Morris came back to stand between us.
“What exactly are you doing to it?” I asked him.
“Straightening out the chassis, fixing the wheel alignment.”
“What about the brake shoes?” said Eliot.
“It could have done with new brake shoes, but I fixed the old ones to cover us for the guarantee … and Mr Kemback rang up from Birmingham…”
They began to talk shop. I drifted away, deafened by the sound of rock, went back through the showroom and out into the forecourt where Rufus waited, with dignity and patience, behind the driving wheel of Eliot’s car. Together we sat there until we were rejoined by Eliot. “Sorry about that, Rebecca; I wanted to check on another job. Morris is a good mechanic, but he gets shirty if he’s expected to answer the telephone as well.”
“Who’s Mr Kemback? Another customer?”
“No, not exactly. He was down here last summer on holiday. He runs a motel, a garage, just off the M6. He’s got quite a selection of old cars. Wants to start a museum, you know, a sort of sideline to the bacon-and-egg trade. He seems to want me to run it for him.”

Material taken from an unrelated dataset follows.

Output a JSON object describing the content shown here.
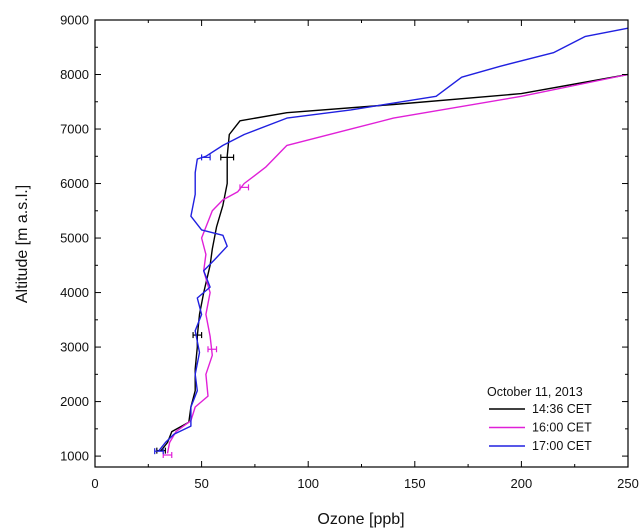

“You mean go and live in Birmingham?”
“Doesn’t sound very tempting, does it? Anyway, that’s it. Let’s go and look at my mother’s house.”
We walked there, just a little way down the street, then up a short lane and through a double white gate, and the path sloped up to a long, low white house, which had been converted from two ancient thick-walled stone cottages. Eliot took a key out of his pocket and opened the door and inside it was cold, but not musty or damp. It was furnished like an expensive London flat, with pale, thick, fitted carpets and pale walls and sofas upholstered in mushroom-coloured brocade. There were a great many mirrors and little crystal bag chandeliers hanging from the low-beamed ceilings.